Aaron estaba acurrucado bajo el edredón de tela vaquera que había hecho para él. Entonaba perfectamente con el color azul profundo de las paredes. Tras su cabeza había un póster gigante del planeta Tierra, y otras fotos del espacio salpicaban el resto de las paredes. Aaron soñaba con llegar a ser astronauta, y ella había hecho lo posible para que mantuviese su ilusión.

Lo que más deseaba en el mundo era que todos los sueños de su hijo se cumpliesen.

–¿Sí, Aaron?

–Te quiero.

–Yo también te quiero –musitó ella, esforzándose por contener las lágrimas que anegaban sus ojos. Apagó la luz y salió del dormitorio.

Joe Delacamp había conocido a su hijo ese día.

Se sentía entumecida. En realidad, dolorida. Tenía un nudo en la garganta y la sensación de que iba a rompérsele el corazón otra vez.

Joseph Delacamp había entrado en su tienda y había descubierto que tenía un hijo. No le había gustado, su rostro lo había demostrado claramente.

Quizá temía que le pidiese ayuda para mantenerlo, o que intentara que se interesase por su hijo. A su esposa no le gustaría eso. A su madre le gustaría aún menos.

Louisa lo tranquilizaría. No quería nada de él. Podía quedarse con su esposa de la alta sociedad y con su vida social.

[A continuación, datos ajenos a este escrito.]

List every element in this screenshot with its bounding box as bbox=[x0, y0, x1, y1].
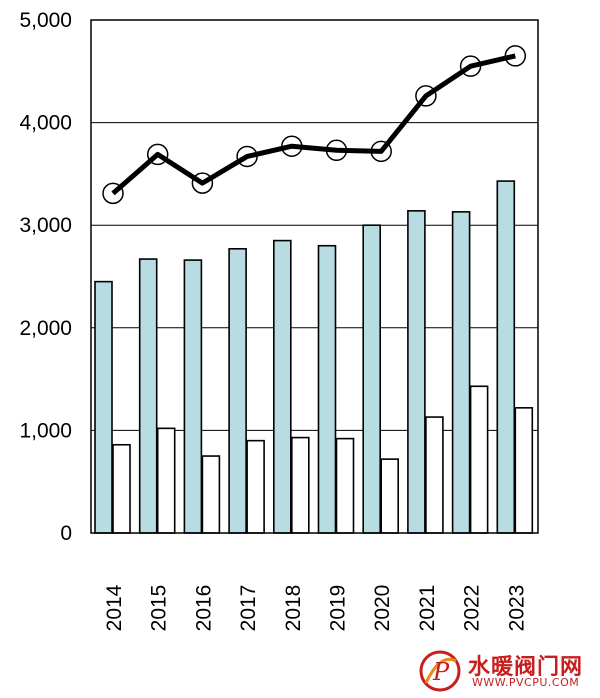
plot-frame bbox=[90, 19, 539, 534]
bar bbox=[407, 210, 426, 534]
x-tick-label: 2018 bbox=[282, 585, 305, 632]
bar bbox=[201, 455, 221, 534]
line-point bbox=[459, 55, 482, 77]
x-tick-label: 2021 bbox=[416, 585, 439, 632]
bar bbox=[380, 458, 400, 534]
y-tick-label: 4,000 bbox=[19, 112, 72, 135]
watermark-logo-icon: P bbox=[419, 650, 461, 692]
x-tick-label: 2022 bbox=[461, 585, 484, 632]
x-tick-label: 2017 bbox=[237, 585, 260, 632]
bar bbox=[183, 259, 203, 534]
bar bbox=[425, 416, 444, 534]
line-point bbox=[281, 135, 303, 157]
bar bbox=[317, 244, 337, 534]
line-point bbox=[102, 182, 124, 205]
bar bbox=[156, 427, 176, 534]
bar bbox=[228, 247, 247, 534]
bar bbox=[469, 385, 489, 534]
x-tick-label: 2020 bbox=[371, 585, 394, 632]
bar bbox=[138, 258, 158, 534]
bar bbox=[290, 436, 310, 534]
watermark-url: WWW.PVCPU.COM bbox=[472, 676, 580, 689]
watermark-text: 水暖阀门网 bbox=[468, 655, 584, 680]
bar bbox=[335, 437, 355, 534]
y-tick-label: 0 bbox=[60, 522, 72, 545]
line-point bbox=[191, 172, 214, 194]
x-tick-label: 2014 bbox=[103, 584, 126, 631]
bar bbox=[362, 224, 382, 534]
x-tick-label: 2019 bbox=[327, 585, 350, 632]
line-point bbox=[146, 143, 169, 166]
y-tick-label: 5,000 bbox=[19, 9, 72, 32]
watermark-logo-letter: P bbox=[432, 658, 450, 686]
line-point bbox=[236, 145, 258, 168]
line-point bbox=[415, 85, 437, 107]
bar bbox=[496, 180, 516, 534]
bar bbox=[272, 239, 292, 534]
x-tick-label: 2015 bbox=[148, 585, 171, 632]
x-tick-label: 2016 bbox=[192, 585, 215, 632]
bar bbox=[246, 439, 265, 534]
y-tick-label: 3,000 bbox=[19, 214, 72, 237]
line-point bbox=[370, 140, 392, 163]
x-tick-label: 2023 bbox=[505, 585, 528, 632]
line-point bbox=[504, 45, 527, 67]
y-tick-label: 2,000 bbox=[19, 317, 72, 340]
series-line bbox=[111, 53, 516, 196]
line-point bbox=[325, 139, 348, 162]
bar bbox=[94, 280, 113, 534]
bar bbox=[514, 407, 534, 534]
watermark: P 水暖阀门网 WWW.PVCPU.COM bbox=[416, 647, 594, 693]
bar bbox=[112, 443, 131, 534]
bar bbox=[451, 211, 471, 534]
y-tick-label: 1,000 bbox=[19, 419, 72, 442]
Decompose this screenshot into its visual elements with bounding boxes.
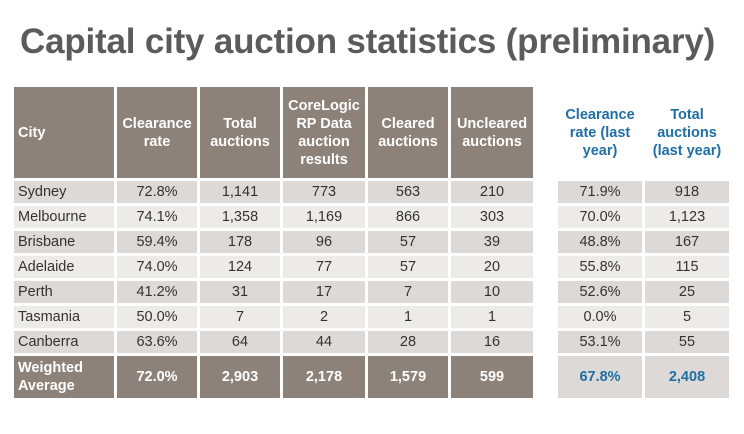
cell-city: Melbourne [14, 206, 114, 228]
header-total-last-year: Total auctions (last year) [645, 87, 729, 178]
cell-total-last-year: 5 [645, 306, 729, 328]
cell-city: Brisbane [14, 231, 114, 253]
cell-uncleared: 20 [451, 256, 533, 278]
cell-total-last-year: 55 [645, 331, 729, 353]
average-clearance-last-year: 67.8% [558, 356, 642, 398]
cell-total-last-year: 115 [645, 256, 729, 278]
cell-clearance-rate: 74.0% [117, 256, 197, 278]
header-rp-results: CoreLogic RP Data auction results [283, 87, 365, 178]
average-clearance-rate: 72.0% [117, 356, 197, 398]
cell-clearance-last-year: 0.0% [558, 306, 642, 328]
header-clearance-last-year: Clearance rate (last year) [558, 87, 642, 178]
last-year-row: 53.1% 55 [558, 331, 729, 353]
last-year-row: 70.0% 1,123 [558, 206, 729, 228]
cell-city: Canberra [14, 331, 114, 353]
cell-uncleared: 1 [451, 306, 533, 328]
average-total-last-year: 2,408 [645, 356, 729, 398]
table-row: Brisbane 59.4% 178 96 57 39 [14, 231, 533, 253]
cell-rp-results: 1,169 [283, 206, 365, 228]
cell-uncleared: 10 [451, 281, 533, 303]
cell-clearance-rate: 41.2% [117, 281, 197, 303]
cell-clearance-last-year: 53.1% [558, 331, 642, 353]
cell-uncleared: 39 [451, 231, 533, 253]
table-row: Adelaide 74.0% 124 77 57 20 [14, 256, 533, 278]
cell-clearance-last-year: 48.8% [558, 231, 642, 253]
page-title: Capital city auction statistics (prelimi… [20, 22, 716, 61]
cell-rp-results: 773 [283, 181, 365, 203]
last-year-row: 71.9% 918 [558, 181, 729, 203]
header-uncleared: Uncleared auctions [451, 87, 533, 178]
cell-total-auctions: 7 [200, 306, 280, 328]
cell-rp-results: 77 [283, 256, 365, 278]
cell-cleared: 57 [368, 231, 448, 253]
cell-uncleared: 303 [451, 206, 533, 228]
table-row: Canberra 63.6% 64 44 28 16 [14, 331, 533, 353]
last-year-body: 71.9% 918 70.0% 1,123 48.8% 167 55.8% 115 52.6% 2… [558, 181, 729, 353]
table-row: Tasmania 50.0% 7 2 1 1 [14, 306, 533, 328]
cell-cleared: 1 [368, 306, 448, 328]
cell-city: Perth [14, 281, 114, 303]
table-row: Sydney 72.8% 1,141 773 563 210 [14, 181, 533, 203]
cell-total-auctions: 178 [200, 231, 280, 253]
cell-city: Tasmania [14, 306, 114, 328]
last-year-row: 52.6% 25 [558, 281, 729, 303]
table-row: Perth 41.2% 31 17 7 10 [14, 281, 533, 303]
average-uncleared: 599 [451, 356, 533, 398]
last-year-header-row: Clearance rate (last year) Total auction… [558, 87, 729, 178]
cell-total-auctions: 1,358 [200, 206, 280, 228]
average-total-auctions: 2,903 [200, 356, 280, 398]
cell-uncleared: 16 [451, 331, 533, 353]
cell-total-last-year: 1,123 [645, 206, 729, 228]
last-year-row: 55.8% 115 [558, 256, 729, 278]
cell-total-last-year: 167 [645, 231, 729, 253]
cell-rp-results: 2 [283, 306, 365, 328]
header-city: City [14, 87, 114, 178]
cell-clearance-rate: 59.4% [117, 231, 197, 253]
cell-rp-results: 96 [283, 231, 365, 253]
cell-clearance-rate: 50.0% [117, 306, 197, 328]
cell-clearance-rate: 74.1% [117, 206, 197, 228]
cell-clearance-last-year: 52.6% [558, 281, 642, 303]
header-cleared: Cleared auctions [368, 87, 448, 178]
cell-clearance-rate: 72.8% [117, 181, 197, 203]
last-year-table: Clearance rate (last year) Total auction… [555, 84, 732, 401]
cell-clearance-last-year: 70.0% [558, 206, 642, 228]
cell-total-auctions: 124 [200, 256, 280, 278]
cell-total-auctions: 64 [200, 331, 280, 353]
last-year-average-row: 67.8% 2,408 [558, 356, 729, 398]
cell-cleared: 7 [368, 281, 448, 303]
last-year-row: 48.8% 167 [558, 231, 729, 253]
header-total-auctions: Total auctions [200, 87, 280, 178]
cell-rp-results: 44 [283, 331, 365, 353]
average-cleared: 1,579 [368, 356, 448, 398]
auction-stats-table: City Clearance rate Total auctions CoreL… [11, 84, 536, 401]
average-rp-results: 2,178 [283, 356, 365, 398]
last-year-row: 0.0% 5 [558, 306, 729, 328]
cell-cleared: 57 [368, 256, 448, 278]
cell-clearance-last-year: 71.9% [558, 181, 642, 203]
cell-uncleared: 210 [451, 181, 533, 203]
header-clearance-rate: Clearance rate [117, 87, 197, 178]
weighted-average-row: Weighted Average 72.0% 2,903 2,178 1,579… [14, 356, 533, 398]
cell-total-auctions: 1,141 [200, 181, 280, 203]
cell-total-auctions: 31 [200, 281, 280, 303]
cell-total-last-year: 918 [645, 181, 729, 203]
cell-clearance-rate: 63.6% [117, 331, 197, 353]
header-row: City Clearance rate Total auctions CoreL… [14, 87, 533, 178]
cell-rp-results: 17 [283, 281, 365, 303]
cell-total-last-year: 25 [645, 281, 729, 303]
cell-cleared: 28 [368, 331, 448, 353]
table-row: Melbourne 74.1% 1,358 1,169 866 303 [14, 206, 533, 228]
cell-clearance-last-year: 55.8% [558, 256, 642, 278]
cell-city: Sydney [14, 181, 114, 203]
cell-city: Adelaide [14, 256, 114, 278]
cell-cleared: 563 [368, 181, 448, 203]
average-city: Weighted Average [14, 356, 114, 398]
cell-cleared: 866 [368, 206, 448, 228]
table-body: Sydney 72.8% 1,141 773 563 210 Melbourne 74.1% 1… [14, 181, 533, 353]
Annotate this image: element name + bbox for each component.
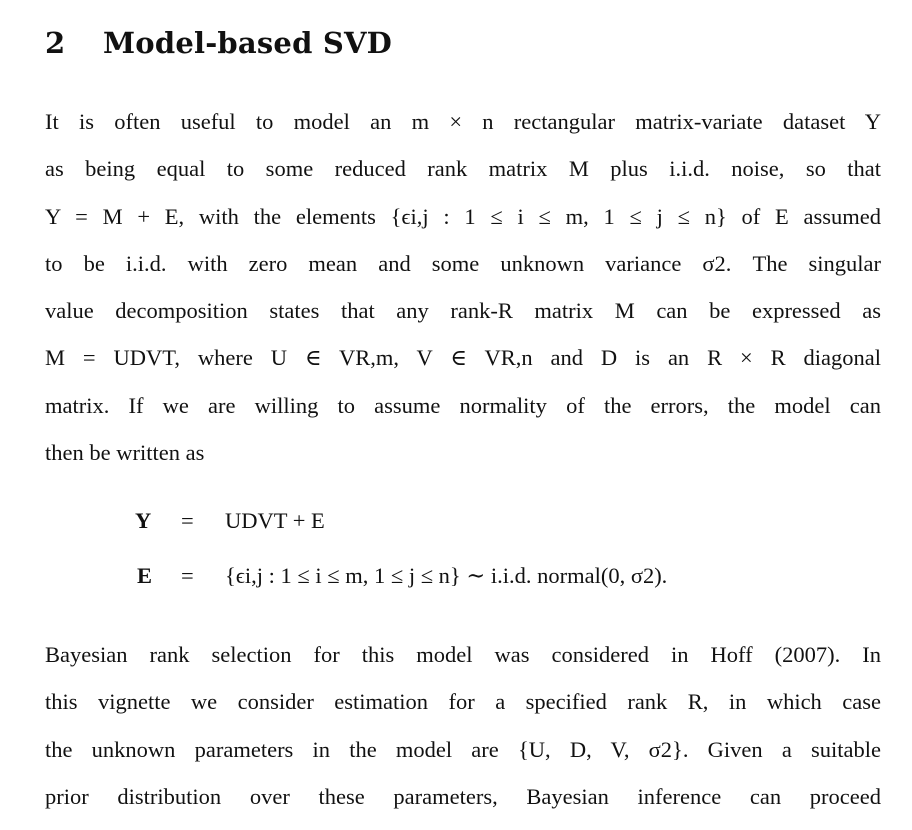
paragraph-line: Bayesian rank selection for this model w… [45,642,881,667]
paragraph-line: as being equal to some reduced rank matr… [45,156,881,182]
section-number: 2 [45,26,66,60]
paragraph-line: It is often useful to model an m × n rec… [45,109,881,134]
section-heading: 2 Model-based SVD [45,26,392,60]
paragraph-line: Y = M + E, with the elements {ϵi,j : 1 ≤… [45,203,881,229]
equation-rhs: {ϵi,j : 1 ≤ i ≤ m, 1 ≤ j ≤ n} ∼ i.i.d. n… [225,563,668,588]
equation-relation: = [181,563,194,588]
paragraph-line: matrix. If we are willing to assume norm… [45,392,881,418]
section-title: Model-based SVD [103,26,393,60]
paragraph-line: then be written as [45,440,205,466]
paragraph-bayesian: Bayesian rank selection for this model w… [45,631,881,820]
paragraph-line: value decomposition states that any rank… [45,298,881,324]
paragraph-line: to be i.i.d. with zero mean and some unk… [45,250,881,276]
equation-rhs: UDVT + E [225,508,325,533]
paragraph-line: this vignette we consider estimation for… [45,689,881,715]
paragraph-line: prior distribution over these parameters… [45,783,881,809]
equation-lhs: Y [135,508,152,533]
equation-relation: = [181,508,194,533]
equation-lhs: E [137,563,153,588]
paragraph-line: the unknown parameters in the model are … [45,736,881,762]
paragraph-line: M = UDVT, where U ∈ VR,m, V ∈ VR,n and D… [45,345,881,371]
paragraph-intro: It is often useful to model an m × n rec… [45,98,881,476]
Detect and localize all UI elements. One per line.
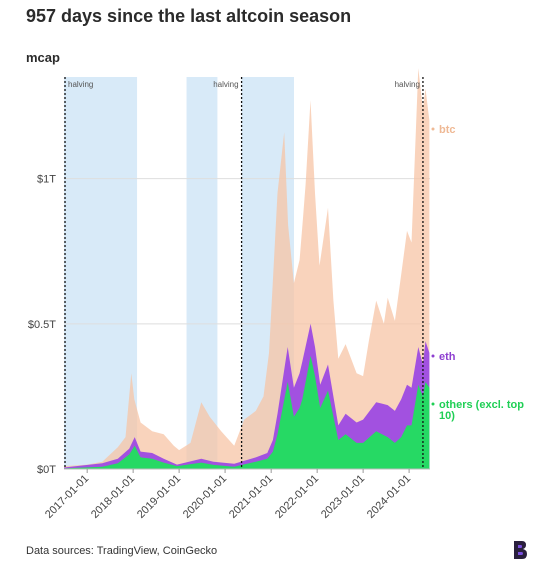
y-tick-label-1: $0.5T [28, 319, 56, 331]
x-tick-label-5: 2022-01-01 [273, 473, 321, 521]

En un momento de su vida había creído que sería incapaz de vivir sin Joe…, pero no era así. Se había preguntado cómo era capaz de seguir respirando tras abandonar el pueblo… tras dejarlo a él. Sin embargo, día tras día, respiración a respiración, había sobrevivido.

A veces había resultado muy duro.

Se había trasladado a Erie cuando estaba embarazada de tres meses, y había trabajado a jornada completa en la bombonería de Elmer Shiner hasta que dio a luz. De alguna manera había conseguido superar la muerte de su madre, unas semanas antes de que naciera Aaron.

Elmer la había ayudado a hacerlo. También había sugerido que se llevara al bebé al trabajo. Había empezado siendo su jefe y se había convertido en su mejor amigo. Sonrió al pensarlo. Quizá fuera extraño tener a un hombre de setenta años como amigo, pero Elmer rebosaba vitalidad y sabiduría. Era la única figura paterna que había tenido Aaron.